Moodys, Moodys Sign, Moody's


Buoyed by continued momentum in corporate debt issuance, ratings company Moody’s (MCO) beat the Street on Friday with an 8.6% leap in first-quarter profits.

In addition to revealing results that topped forecasts, the parent of Moody’s Investors Services also raised the midpoint of its full-year earnings guidance above Wall Street’s expectations.

The company said it earned $188.4 million, or 83 cents a share, last quarter, compared with a profit of $173.5 million, or 76 cents a share, a year earlier.

Excluding one-time items, it earned 97 cents a share, easily trumping consensus calls from analysts for 87 cents.

Revenue jumped 13% to $731.8 million, narrowly surpassing the Street’s view of $729 million. U.S. revenue climbed 18% to $406.1 million, while international revenue gained 8% to $325.7 million.

“Moody's results in the first quarter of 2013 reflected strong operating performance for both Moody's Investors Service and Moody`s Analytics," CEO Raymond McDaniel said in a statement.

Looking ahead, Moody’s now sees 2013 non-GAAP EPS of $3.49 to $3.59, up from $3.45 to $3.55 previously. The midpoint of the new range, $3.54, would top consensus forecasts for $3.51.

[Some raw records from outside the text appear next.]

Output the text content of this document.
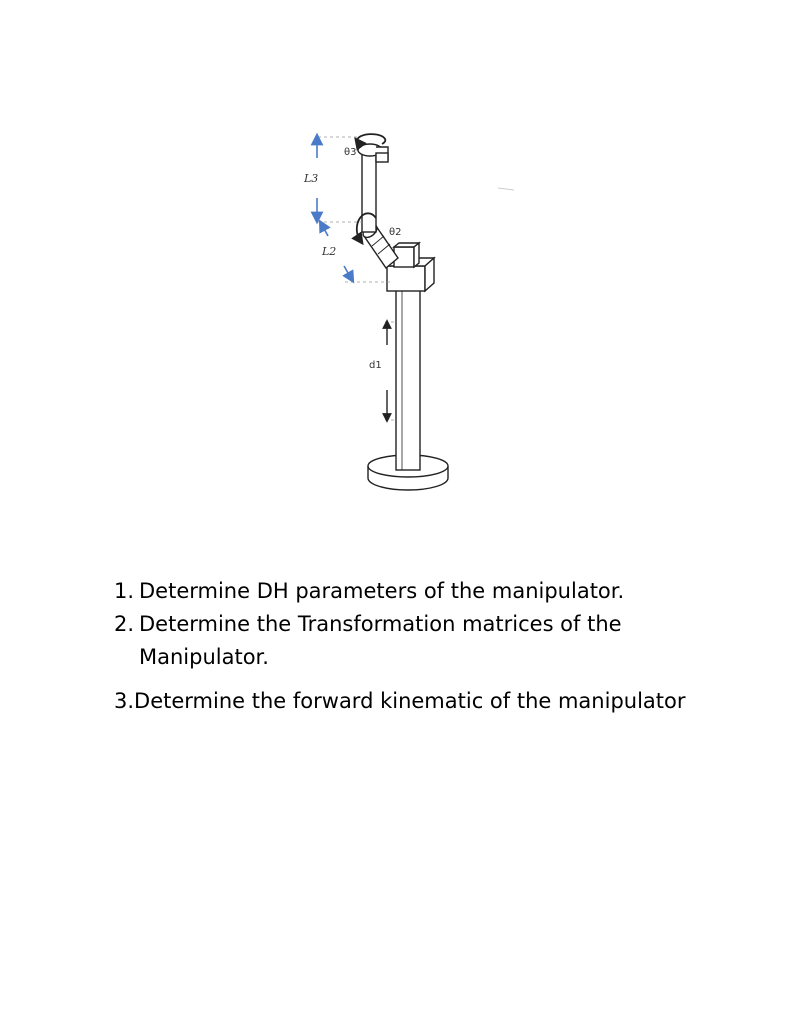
θ3
θ2
L3
L2
d1
1. Determine DH parameters of the manipulator.
2. Determine the Transformation matrices of the Manipulator.
3. Determine the forward kinematic of the manipulator
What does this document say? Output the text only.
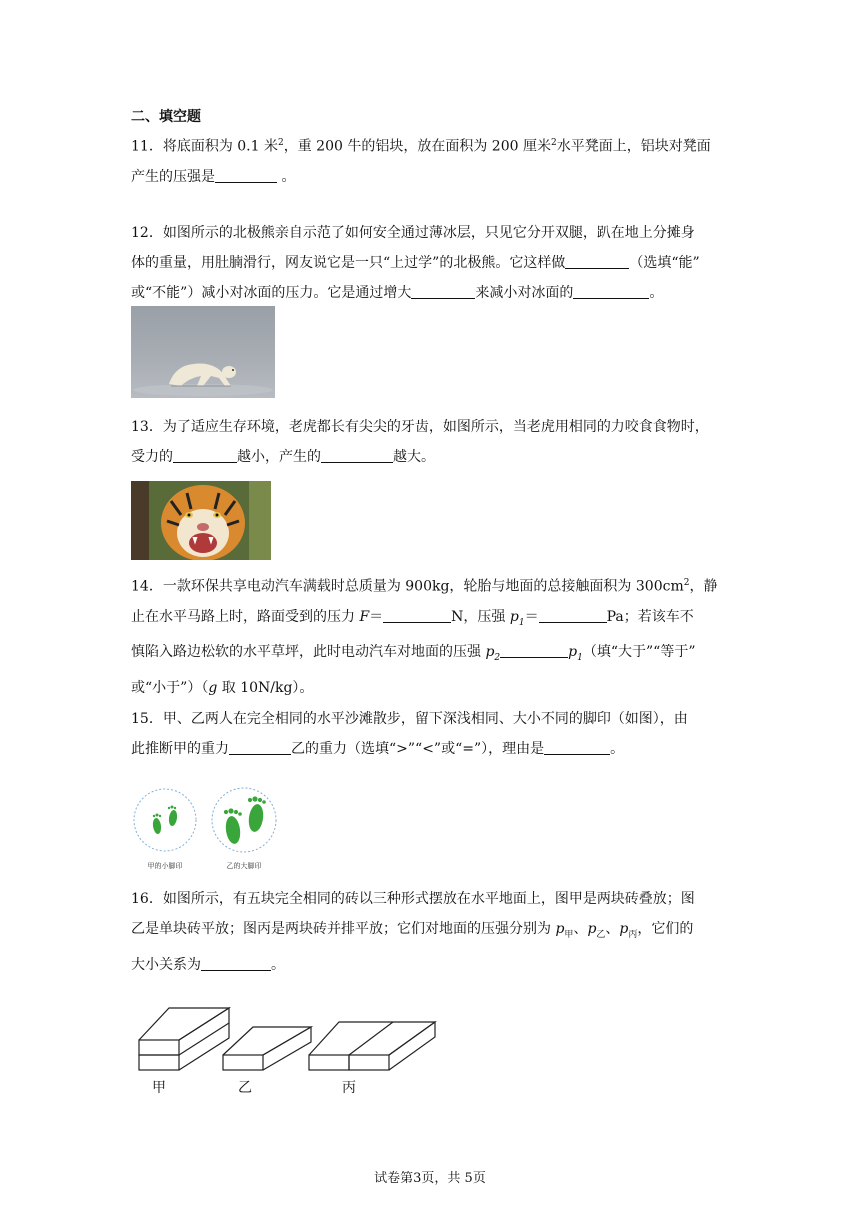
二、填空题
11．将底面积为 0.1 米$^2$，重 200 牛的铝块，放在面积为 200 厘米$^2$水平凳面上，铝块对凳面
产生的压强是	。
12．如图所示的北极熊亲自示范了如何安全通过薄冰层，只见它分开双腿，趴在地上分摊身
体的重量，用肚腩滑行，网友说它是一只“上过学”的北极熊。它这样做	（选填“能”
或“不能”）减小对冰面的压力。它是通过增大	来减小对冰面的	。
13．为了适应生存环境，老虎都长有尖尖的牙齿，如图所示，当老虎用相同的力咬食食物时，
受力的	越小，产生的	越大。
14．一款环保共享电动汽车满载时总质量为 900kg，轮胎与地面的总接触面积为 $300cm^2$，静
止在水平马路上时，路面受到的压力 F＝	N，压强 $p_1=$	Pa；若该车不
慎陷入路边松软的水平草坪，此时电动汽车对地面的压强 $p_2$	$p_1$（填“大于”“等于”
或“小于”）（g 取 10N/kg）。
15．甲、乙两人在完全相同的水平沙滩散步，留下深浅相同、大小不同的脚印（如图），由
此推断甲的重力	乙的重力（选填“>”“<”或“=”），理由是	。
甲的小脚印	乙的大脚印
16．如图所示，有五块完全相同的砖以三种形式摆放在水平地面上，图甲是两块砖叠放；图
乙是单块砖平放；图丙是两块砖并排平放；它们对地面的压强分别为 $p_甲$、$p_乙$、$p_丙$，它们的
大小关系为	。
甲	乙	丙
试卷第3页，共 5页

Management is still calling for full-year revenue to rise in the high-single-digit range, while operating expenses are now seen increasing in the mid-single-digit range.

In the first quarter, net profits were hurt by rising expenses, which jumped 19% year-over-year to $451.4 million including a litigation settlement.

Moody’s Investors Service, the company’s flagship ratings division, generated a 15% increase in revenue to $521.2 million, powered by 21% growth domestically.

Global corporate finance revenue soared 29% to $258.3 million due to “strong speculative-grade bank loan and bond issuance.” Corporate finance revenue increased 25% in the U.S. and 36% internationally.

Meanwhile, Moody’s said global revenue for its Moody’s Analytics division gained 9% to $210.6 million, including 10% domestically to $93 million.

Last month Moody’s, McGraw-Hill’s (MHP) Standard & Poor’s and Morgan Stanley (MS) settled a lawsuit over crisis-era ratings. Moody’s settled its portion of the case for $75 million.

Shares of New York-based Moody’s were inactive in Friday’s premarkets but they have soared 20% so far this year, outperforming the broader markets.